As it turns out, her heavily autistic-coded son behaves that way because he’s psychically sensitive and overwhelmed by his mother’s inner torment. A helpful pony-tailed man then teaches him how to filter out other people’s thoughts and build his own walls so that he can live and behave “like everyone else.” It’s like an Autism Speaks wet dream.

Kenji talking to his tenant. subtitle: I ain't running a ay bar here, so enough with the wet t-shirts.

The rest of the episode is the kind of twist-centric pulp that would’ve been popular when the manga this show is based on was running (circa 2002): Kenji, a bar owner who runs odd jobs for a shady guy and doesn’t ask too many questions, accidentally digs up more than he wanted to know and winds up being targeted by the titular “Crushers.” But wouldn’t you know it, the guys who are after him are actually the handsome young men who’ve been renting his room. Credits.

While it’s cool to see a story centered around a Black main character, it’s pretty rapidly undermined both by the fact that he’s a one-off victim and the fact that he’s relentlessly homophobic to his two tenants. Said homophobia, which they later use to torment him during the hallucinatory section later, almost guarantees to me that these (probably recurring) characters aren’t actually lovers… and that even if they were, that fact exists primarily for shock value used by the villains.

One young man opening another's shirt. subtitle: You two are the weird ones here! What the hell're you doing?

And just to add a final bit of icing on the cake, the mind-warping scenes aren’t even particularly impressive, playing like a watered-down Kon Satoshi flick and relying heavily on musical stings for impact.
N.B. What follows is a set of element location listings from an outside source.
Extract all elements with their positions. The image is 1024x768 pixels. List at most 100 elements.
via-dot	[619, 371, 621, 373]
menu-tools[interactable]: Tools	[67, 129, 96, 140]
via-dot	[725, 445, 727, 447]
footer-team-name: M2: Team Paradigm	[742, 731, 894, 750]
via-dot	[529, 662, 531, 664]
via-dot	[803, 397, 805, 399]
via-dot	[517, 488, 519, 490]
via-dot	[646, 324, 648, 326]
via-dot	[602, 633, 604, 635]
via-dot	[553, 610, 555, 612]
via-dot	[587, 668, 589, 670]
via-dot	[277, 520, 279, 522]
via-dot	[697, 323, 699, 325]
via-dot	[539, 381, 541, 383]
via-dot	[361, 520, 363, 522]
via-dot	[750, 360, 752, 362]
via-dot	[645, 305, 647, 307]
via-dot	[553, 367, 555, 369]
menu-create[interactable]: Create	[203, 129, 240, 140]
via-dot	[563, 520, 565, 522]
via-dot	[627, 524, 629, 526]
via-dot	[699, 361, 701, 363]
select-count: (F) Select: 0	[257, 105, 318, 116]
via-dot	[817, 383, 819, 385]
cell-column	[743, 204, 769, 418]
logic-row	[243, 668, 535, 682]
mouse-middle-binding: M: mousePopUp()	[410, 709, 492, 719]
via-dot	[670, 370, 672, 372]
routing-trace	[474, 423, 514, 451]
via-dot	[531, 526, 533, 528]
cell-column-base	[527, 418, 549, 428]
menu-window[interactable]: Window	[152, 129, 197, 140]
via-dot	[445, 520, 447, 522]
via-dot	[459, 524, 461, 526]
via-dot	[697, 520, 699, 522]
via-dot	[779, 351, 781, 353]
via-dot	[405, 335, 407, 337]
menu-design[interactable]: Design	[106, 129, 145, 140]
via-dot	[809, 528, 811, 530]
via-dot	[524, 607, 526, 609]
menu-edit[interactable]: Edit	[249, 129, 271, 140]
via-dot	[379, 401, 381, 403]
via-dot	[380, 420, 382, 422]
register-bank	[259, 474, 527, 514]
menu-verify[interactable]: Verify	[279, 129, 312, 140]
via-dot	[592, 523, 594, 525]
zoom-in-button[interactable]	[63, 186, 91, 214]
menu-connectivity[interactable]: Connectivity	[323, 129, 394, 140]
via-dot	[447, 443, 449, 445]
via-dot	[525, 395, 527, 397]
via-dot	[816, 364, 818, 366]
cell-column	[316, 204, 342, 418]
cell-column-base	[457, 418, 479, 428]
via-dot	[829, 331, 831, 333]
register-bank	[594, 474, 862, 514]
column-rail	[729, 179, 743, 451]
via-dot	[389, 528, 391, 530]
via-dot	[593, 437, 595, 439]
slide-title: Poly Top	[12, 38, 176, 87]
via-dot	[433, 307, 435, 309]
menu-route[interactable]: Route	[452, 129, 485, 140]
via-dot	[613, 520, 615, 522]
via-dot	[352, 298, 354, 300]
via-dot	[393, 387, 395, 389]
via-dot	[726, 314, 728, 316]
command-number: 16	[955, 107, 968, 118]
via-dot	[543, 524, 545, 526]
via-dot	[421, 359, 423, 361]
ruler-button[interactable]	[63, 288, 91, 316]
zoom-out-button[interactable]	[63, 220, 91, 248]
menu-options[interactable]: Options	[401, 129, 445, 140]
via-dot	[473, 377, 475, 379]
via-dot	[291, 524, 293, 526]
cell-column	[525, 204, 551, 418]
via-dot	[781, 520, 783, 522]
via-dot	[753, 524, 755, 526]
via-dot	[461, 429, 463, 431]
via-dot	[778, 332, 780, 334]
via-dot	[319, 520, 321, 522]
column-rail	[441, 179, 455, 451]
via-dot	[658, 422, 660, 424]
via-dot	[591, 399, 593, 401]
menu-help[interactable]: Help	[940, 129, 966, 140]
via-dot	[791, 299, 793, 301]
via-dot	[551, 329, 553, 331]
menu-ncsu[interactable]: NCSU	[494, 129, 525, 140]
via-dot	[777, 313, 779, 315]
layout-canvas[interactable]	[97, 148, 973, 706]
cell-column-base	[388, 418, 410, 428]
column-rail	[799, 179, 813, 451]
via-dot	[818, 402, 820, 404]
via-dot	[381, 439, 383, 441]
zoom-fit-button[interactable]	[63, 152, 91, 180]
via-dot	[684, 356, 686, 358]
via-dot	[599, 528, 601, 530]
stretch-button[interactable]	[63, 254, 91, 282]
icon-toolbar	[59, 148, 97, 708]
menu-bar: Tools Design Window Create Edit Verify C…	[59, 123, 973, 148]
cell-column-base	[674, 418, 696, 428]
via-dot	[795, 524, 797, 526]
Pet is yet another series that feels like its time has passed by; an adaptation that doubtless would’ve done big business if it had come out even a decade ago but is now hopelessly outclassed by more stylish and more thoughtful fare. Part of me wants to watch another episode in the same way cars slow down to look at accidents, but otherwise it joins Babylon in the “probably for the best it’s in Prime prison” pile.